Why people get so worked up about cooking good fried chicken is a real mystery to Southerners, and quite frankly I’m getting a little tired of all the helpless moaning and groaning. Nothing on earth is simpler than frying great chicken, so long, that is, as you observe a few basic cardinal rules: (1) Learn to cut up your own whole chickens, which allows not only more uniform pieces than those hacked to death in supermarkets but also the freedom to cut out the pully bone (wishbone) from the breast, if you wish; (2) use only a black, cast-iron skillet or heavy steel electric fry pan for even heat distribution, as well as high-quality vegetable shortening such as Crisco; (3) Never crowd the skillet with too many pieces of chicken or turn the pieces more than once; (4) maintain the heat of the fat exactly no matter what temperature is indicated, except when, due to the nature of the batter or a heating malfunction, the chicken is obviously burning; (5) never, ever cover fried chicken once it has drained unless you want soggy skin. For truly luscious, beautifully flavored and textured fried chicken, I first soak the raw pieces in buttermilk, add a little bacon grease to the fat, and fry the dark-meat pieces a few minutes longer than the white. And if you’re wondering if great Southern fried chicken should involve only organic birds, or can be skinless, or really needs salt, or might be undercooked at the bone, you shouldn’t be frying chicken in the first place.
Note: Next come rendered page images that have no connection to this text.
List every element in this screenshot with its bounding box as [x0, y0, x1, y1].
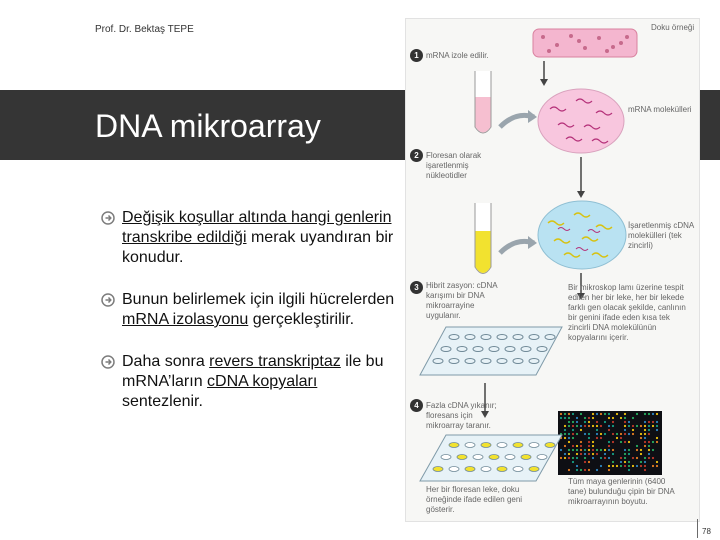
- chip-spot: [644, 457, 646, 459]
- chip-spot: [568, 433, 570, 435]
- chip-spot: [584, 469, 586, 471]
- chip-spot: [588, 453, 590, 455]
- chip-spot: [628, 449, 630, 451]
- chip-spot: [612, 425, 614, 427]
- chip-spot: [656, 413, 658, 415]
- chip-spot: [576, 417, 578, 419]
- chip-spot: [652, 441, 654, 443]
- chip-spot: [580, 429, 582, 431]
- chip-spot: [612, 453, 614, 455]
- chip-spot: [652, 457, 654, 459]
- chip-spot: [576, 469, 578, 471]
- chip-spot: [564, 417, 566, 419]
- chip-spot: [644, 445, 646, 447]
- chip-spot: [640, 461, 642, 463]
- chip-spot: [588, 421, 590, 423]
- bullet-circle-icon: [100, 354, 116, 370]
- chip-spot: [656, 425, 658, 427]
- chip-spot: [656, 441, 658, 443]
- test-tube-yellow-icon: [472, 201, 494, 281]
- chip-spot: [624, 461, 626, 463]
- label-probe: Bir mikroskop lamı üzerine tespit edilen her bir leke, her bir lekede farklı gen olacak şekilde, canlının bir genini ifade eden kısa tek zincirli DNA molekülünün kopyalarını içerir.: [568, 283, 686, 342]
- chip-spot: [608, 449, 610, 451]
- chip-spot: [612, 449, 614, 451]
- chip-spot: [656, 461, 658, 463]
- chip-spot: [652, 413, 654, 415]
- chip-spot: [588, 417, 590, 419]
- chip-spot: [624, 425, 626, 427]
- chip-spot: [620, 441, 622, 443]
- chip-spot: [628, 425, 630, 427]
- chip-spot: [568, 437, 570, 439]
- chip-spot: [648, 429, 650, 431]
- chip-spot: [588, 445, 590, 447]
- chip-spot: [640, 433, 642, 435]
- chip-spot: [628, 453, 630, 455]
- cdna-blob-illustration: [536, 199, 628, 271]
- bullet-text-underlined: Değişik koşullar altında hangi genlerin transkribe edildiği: [122, 209, 392, 246]
- chip-spot: [604, 433, 606, 435]
- chip-spot: [624, 453, 626, 455]
- chip-spot: [644, 433, 646, 435]
- chip-spot: [588, 441, 590, 443]
- chip-spot: [620, 465, 622, 467]
- chip-spot: [620, 437, 622, 439]
- chip-spot: [628, 469, 630, 471]
- bullet-text: gerçekleştirilir.: [248, 311, 355, 328]
- chip-spot: [648, 421, 650, 423]
- chip-spot: [580, 469, 582, 471]
- chip-spot: [588, 469, 590, 471]
- bullet-text: merak uyandıran bir konudur.: [122, 229, 394, 266]
- chip-spot: [588, 433, 590, 435]
- chip-spot: [608, 417, 610, 419]
- chip-spot: [580, 453, 582, 455]
- chip-spot: [608, 469, 610, 471]
- chip-spot: [596, 437, 598, 439]
- chip-spot: [620, 457, 622, 459]
- chip-spot: [576, 445, 578, 447]
- chip-spot: [592, 445, 594, 447]
- chip-spot: [592, 457, 594, 459]
- chip-spot: [600, 449, 602, 451]
- bullet-text-underlined: cDNA kopyaları: [207, 373, 318, 390]
- chip-spot: [564, 413, 566, 415]
- slide-title: DNA mikroarray: [95, 108, 321, 144]
- chip-spot: [600, 425, 602, 427]
- label-step4: Fazla cDNA yıkanır; floresans için mikroarray taranır.: [426, 401, 497, 430]
- chip-spot: [648, 457, 650, 459]
- chip-spot: [644, 429, 646, 431]
- chip-spot: [592, 417, 594, 419]
- chip-spot: [656, 429, 658, 431]
- chip-spot: [628, 441, 630, 443]
- chip-spot: [584, 453, 586, 455]
- chip-spot: [636, 465, 638, 467]
- chip-spot: [568, 457, 570, 459]
- chip-spot: [560, 413, 562, 415]
- chip-spot: [576, 457, 578, 459]
- label-genome: Tüm maya genlerinin (6400 tane) bulunduğu çipin bir DNA mikroarrayının boyutu.: [568, 477, 675, 506]
- chip-spot: [656, 421, 658, 423]
- chip-spot: [624, 429, 626, 431]
- chip-spot: [648, 413, 650, 415]
- step-number-badge: 3: [410, 281, 423, 294]
- chip-spot: [640, 465, 642, 467]
- chip-spot: [640, 449, 642, 451]
- page-number: 78: [702, 527, 711, 536]
- chip-spot: [628, 433, 630, 435]
- chip-spot: [568, 449, 570, 451]
- chip-spot: [644, 469, 646, 471]
- author-header: Prof. Dr. Bektaş TEPE: [95, 24, 194, 35]
- chip-spot: [580, 441, 582, 443]
- chip-spot: [644, 441, 646, 443]
- bullet-text: Bunun belirlemek için ilgili hücrelerden: [122, 291, 395, 308]
- chip-spot: [644, 421, 646, 423]
- chip-spot: [600, 465, 602, 467]
- chip-spot: [596, 421, 598, 423]
- chip-spot: [636, 449, 638, 451]
- chip-spot: [572, 425, 574, 427]
- bullet-text: Daha sonra: [122, 353, 210, 370]
- chip-spot: [584, 457, 586, 459]
- bullet-list: [100, 208, 400, 434]
- chip-spot: [568, 453, 570, 455]
- chip-spot: [624, 433, 626, 435]
- chip-spot: [612, 441, 614, 443]
- chip-spot: [608, 465, 610, 467]
- chip-spot: [600, 457, 602, 459]
- chip-spot: [636, 445, 638, 447]
- chip-spot: [596, 413, 598, 415]
- chip-spot: [584, 421, 586, 423]
- bullet-item: [100, 208, 400, 268]
- chip-spot: [592, 449, 594, 451]
- chip-spot: [568, 421, 570, 423]
- chip-spot: [572, 429, 574, 431]
- bullet-text-underlined: revers transkriptaz: [209, 353, 341, 370]
- bullet-text-underlined: mRNA izolasyonu: [122, 311, 249, 328]
- chip-spot: [616, 465, 618, 467]
- chip-spot: [596, 425, 598, 427]
- chip-spot: [572, 413, 574, 415]
- label-step3: Hibrit zasyon: cDNA karışımı bir DNA mikroarrayine uygulanır.: [426, 281, 498, 320]
- chip-spot: [648, 445, 650, 447]
- chip-spot: [644, 413, 646, 415]
- chip-spot: [624, 417, 626, 419]
- chip-spot: [632, 425, 634, 427]
- chip-spot: [604, 449, 606, 451]
- chip-spot: [624, 465, 626, 467]
- label-step2: Floresan olarak işaretlenmiş nükleotidler: [426, 151, 482, 180]
- step-number-badge: 4: [410, 399, 423, 412]
- chip-spot: [624, 421, 626, 423]
- chip-spot: [608, 457, 610, 459]
- bullet-text: sentezlenir.: [122, 393, 203, 410]
- chip-spot: [564, 429, 566, 431]
- chip-spot: [632, 457, 634, 459]
- chip-spot: [656, 465, 658, 467]
- chip-spot: [640, 453, 642, 455]
- chip-spot: [608, 441, 610, 443]
- chip-spot: [624, 449, 626, 451]
- microarray-result-illustration: [416, 433, 566, 485]
- chip-spot: [580, 449, 582, 451]
- chip-spot: [628, 461, 630, 463]
- chip-spot: [628, 465, 630, 467]
- tissue-sample-illustration: [531, 23, 641, 61]
- chip-spot: [640, 425, 642, 427]
- chip-spot: [592, 413, 594, 415]
- bullet-circle-icon: [100, 210, 116, 226]
- mrna-blob-illustration: [536, 87, 626, 155]
- chip-spot: [620, 461, 622, 463]
- chip-spot: [616, 413, 618, 415]
- chip-spot: [624, 441, 626, 443]
- chip-spot: [568, 441, 570, 443]
- chip-spot: [568, 413, 570, 415]
- chip-spot: [596, 449, 598, 451]
- chip-spot: [596, 469, 598, 471]
- arrow-icon: [576, 157, 586, 199]
- chip-spot: [652, 449, 654, 451]
- chip-spot: [632, 429, 634, 431]
- bullet-text: ile bu mRNA’ların: [122, 353, 384, 390]
- chip-spot: [576, 453, 578, 455]
- chip-spot: [592, 453, 594, 455]
- curved-arrow-icon: [498, 233, 538, 257]
- chip-spot: [632, 433, 634, 435]
- chip-spot: [636, 413, 638, 415]
- chip-spot: [640, 437, 642, 439]
- chip-spot: [592, 425, 594, 427]
- chip-spot: [592, 441, 594, 443]
- page-number-divider: [697, 519, 698, 538]
- chip-spot: [612, 465, 614, 467]
- chip-spot: [612, 433, 614, 435]
- chip-spot: [612, 417, 614, 419]
- chip-spot: [648, 449, 650, 451]
- chip-spot: [572, 461, 574, 463]
- chip-spot: [584, 461, 586, 463]
- chip-spot: [620, 417, 622, 419]
- chip-spot: [600, 433, 602, 435]
- bullet-item: [100, 290, 400, 330]
- chip-spot: [588, 449, 590, 451]
- chip-spot: [600, 413, 602, 415]
- chip-spot: [600, 437, 602, 439]
- bullet-circle-icon: [100, 292, 116, 308]
- chip-spot: [572, 457, 574, 459]
- chip-spot: [624, 413, 626, 415]
- chip-spot: [576, 465, 578, 467]
- chip-spot: [572, 421, 574, 423]
- chip-spot: [568, 425, 570, 427]
- chip-spot: [580, 413, 582, 415]
- chip-spot: [636, 457, 638, 459]
- chip-spot: [584, 433, 586, 435]
- label-mrna: mRNA molekülleri: [628, 105, 692, 114]
- arrow-icon: [539, 61, 549, 87]
- label-sample: Doku örneği: [651, 23, 695, 32]
- chip-spot: [616, 433, 618, 435]
- chip-spot: [652, 425, 654, 427]
- chip-spot: [604, 457, 606, 459]
- chip-spot: [652, 421, 654, 423]
- chip-spot: [584, 449, 586, 451]
- chip-spot: [604, 413, 606, 415]
- chip-spot: [604, 453, 606, 455]
- chip-spot: [620, 433, 622, 435]
- dna-chip-image: [558, 411, 662, 475]
- chip-spot: [644, 465, 646, 467]
- chip-spot: [608, 429, 610, 431]
- chip-spot: [588, 437, 590, 439]
- chip-spot: [596, 429, 598, 431]
- chip-spot: [584, 417, 586, 419]
- chip-spot: [608, 425, 610, 427]
- chip-spot: [564, 425, 566, 427]
- chip-spot: [572, 437, 574, 439]
- chip-spot: [624, 457, 626, 459]
- chip-spot: [628, 421, 630, 423]
- chip-spot: [580, 445, 582, 447]
- chip-spot: [656, 437, 658, 439]
- chip-spot: [576, 433, 578, 435]
- microarray-slide-illustration: [416, 323, 566, 379]
- chip-spot: [644, 425, 646, 427]
- curved-arrow-icon: [498, 107, 538, 131]
- chip-spot: [588, 461, 590, 463]
- test-tube-pink-icon: [472, 69, 494, 139]
- chip-spot: [580, 425, 582, 427]
- chip-spot: [616, 437, 618, 439]
- chip-spot: [648, 453, 650, 455]
- chip-spot: [648, 425, 650, 427]
- chip-spot: [572, 433, 574, 435]
- step-number-badge: 2: [410, 149, 423, 162]
- chip-spot: [584, 425, 586, 427]
- chip-spot: [608, 445, 610, 447]
- chip-spot: [576, 425, 578, 427]
- chip-spot: [560, 417, 562, 419]
- chip-spot: [636, 425, 638, 427]
- chip-spot: [648, 433, 650, 435]
- chip-spot: [612, 461, 614, 463]
- chip-spot: [652, 465, 654, 467]
- chip-spot: [644, 461, 646, 463]
- chip-spot: [572, 449, 574, 451]
- chip-spot: [572, 445, 574, 447]
- chip-spot: [576, 421, 578, 423]
- chip-spot: [576, 449, 578, 451]
- chip-spot: [568, 417, 570, 419]
- step-number-badge: 1: [410, 49, 423, 62]
- chip-spot: [632, 465, 634, 467]
- chip-spot: [596, 453, 598, 455]
- label-step1: mRNA izole edilir.: [426, 51, 489, 60]
- chip-spot: [608, 413, 610, 415]
- microarray-figure: [405, 18, 700, 522]
- bullet-item: [100, 352, 400, 412]
- chip-spot: [604, 421, 606, 423]
- label-result: Her bir floresan leke, doku örneğinde ifade edilen geni gösterir.: [426, 485, 523, 514]
- label-cdna: İşaretlenmiş cDNA molekülleri (tek zincirli): [628, 221, 694, 250]
- chip-spot: [588, 425, 590, 427]
- chip-spot: [596, 433, 598, 435]
- chip-spot: [612, 421, 614, 423]
- chip-spot: [648, 441, 650, 443]
- chip-spot: [568, 469, 570, 471]
- chip-spot: [644, 437, 646, 439]
- chip-spot: [632, 417, 634, 419]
Cut the chicken carefully and evenly into serving pieces, taking care to keep the skin of each piece intact, and rinse under cold running water. Place the pieces in a bowl, add enough buttermilk to just cover, and let soak about 30 minutes.
In a heavy brown paper bag, combine the flour, salt, and pepper and shake till well blended. Add the chicken pieces to the bag, shake vigorously to coat evenly, tap excess flour off each piece back into the bag, and stack the pieces on a large plate.
Place a large cast-iron skillet over moderate heat or set an electric fry pan at 375°F, fill half full of melted shortening, and add the bacon grease. When a drop of water flicked into the fat sputters, arrange the dark-meat pieces of chicken in the fat, making sure not to overcrowd the pan. Fry the chicken till golden brown and crisp, 15 to 20 minutes, turn with tongs, and fry till golden brown, about 15 minutes longer. (Turn the chicken only once.) Drain on another brown paper bag and repeat the procedure with the white-meat pieces.
Transfer the chicken to a large serving platter. Do not cover to keep warm. Serve warm or at room temperature.